Some moves are unforgettable, and some are not.

The speed of learning the movements can vary from fast to slow, and the memory retention time after mastery can range from tens of minutes to decades.

Once you learn a coordinated movement like riding a bicycle, you can still maintain your balance when you pedal again, even if you haven’t touched the bike in decades. Also, the more consistent the motion and the more it is repeated, the better the memory retention, as in swimming, where the same stroke is repeated over and over again.

For example, in swimming, the same stroke is repeated over and over again. For movements such as the piano, which require speed and accuracy, the memory starts to fade soon after you stop practicing, and you forget more and more as time goes on.
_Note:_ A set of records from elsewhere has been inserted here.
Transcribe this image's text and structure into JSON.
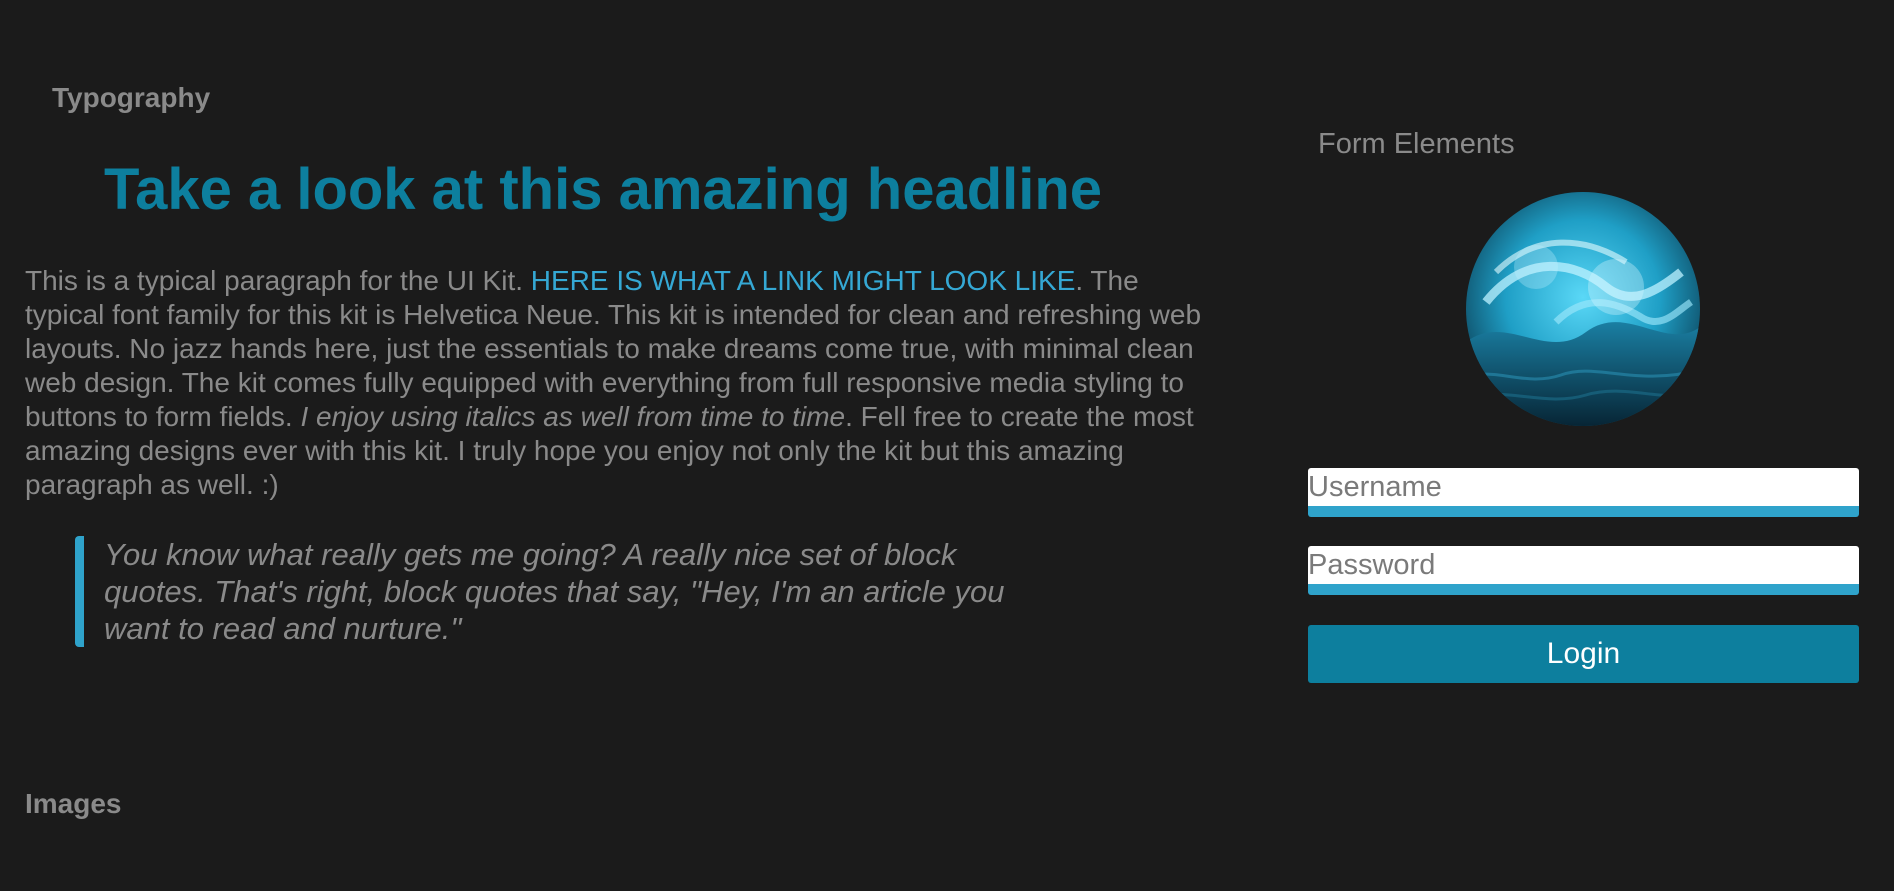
{
  "typography": {
    "section_title": "Typography",
    "headline": "Take a look at this amazing headline",
    "paragraph": {
      "part1": "This is a typical paragraph for the UI Kit. ",
      "link_text": "HERE IS WHAT A LINK MIGHT LOOK LIKE",
      "part2": ". The typical font family for this kit is Helvetica Neue. This kit is intended for clean and refreshing web layouts. No jazz hands here, just the essentials to make dreams come true, with minimal clean web design. The kit comes fully equipped with everything from full responsive media styling to buttons to form fields. ",
      "italic_text": "I enjoy using italics as well from time to time",
      "part3": ". Fell free to create the most amazing designs ever with this kit. I truly hope you enjoy not only the kit but this amazing paragraph as well. :)"
    },
    "blockquote": "You know what really gets me going? A really nice set of block quotes. That's right, block quotes that say, \"Hey, I'm an article you want to read and nurture.\""
  },
  "form": {
    "section_title": "Form Elements",
    "avatar_icon": "ocean-wave-image",
    "username_placeholder": "Username",
    "password_placeholder": "Password",
    "login_label": "Login"
  },
  "images": {
    "section_title": "Images"
  },
  "colors": {
    "background": "#1b1b1b",
    "accent": "#0d7f9e",
    "link": "#35a8d4",
    "text": "#8a8a8a"
  }
}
The more different and intermittent the motions are, and the more fine-tuned they are, the faster they will be forgotten, just like in basketball, where you rarely shoot continuously and the angle and distance vary each time. “.

If the action consists of two demands, the speed of forgetting may not be the same for both. It’s like not riding a bike for years and then getting back on without falling, but maybe slowing down and riding out of a jagged corner. A study that tested a ski-like movement found that subjects could still perform similar movements after a 10-year break in practice, but with a 32% decrease in amplitude and a 20.4% decrease in frequency.

Although many of the movements feel like they have never been learned, there is no need to rush, as when they are relearned they will improve significantly faster than in the initial learning phase and can quickly regain their previous level.

The left chart shows slow progress when first learning, while the right chart shows fast progress when relearning. The shorter the interruption, the less you forget and the faster you recover your original level.

In addition to the characteristics of the movements themselves, accelerated forgetting can occur when the initial learning of the movements is limited, when the movements are not mastered, when the time to stop practicing is long, and when the movements are interfered with by other movements (e.g., a person who used to play badminton well, switched to tennis for a month, and then returned to the badminton court will be less good) [4, 7].

In summary, when learning movements, regardless of whether progress is immediately visible or not, the nervous system silently progresses through practice and stores the memory, so that even if it has not practiced for a long time, it can retrieve the memory of the previous movements when it picks them up, either quickly or slowly.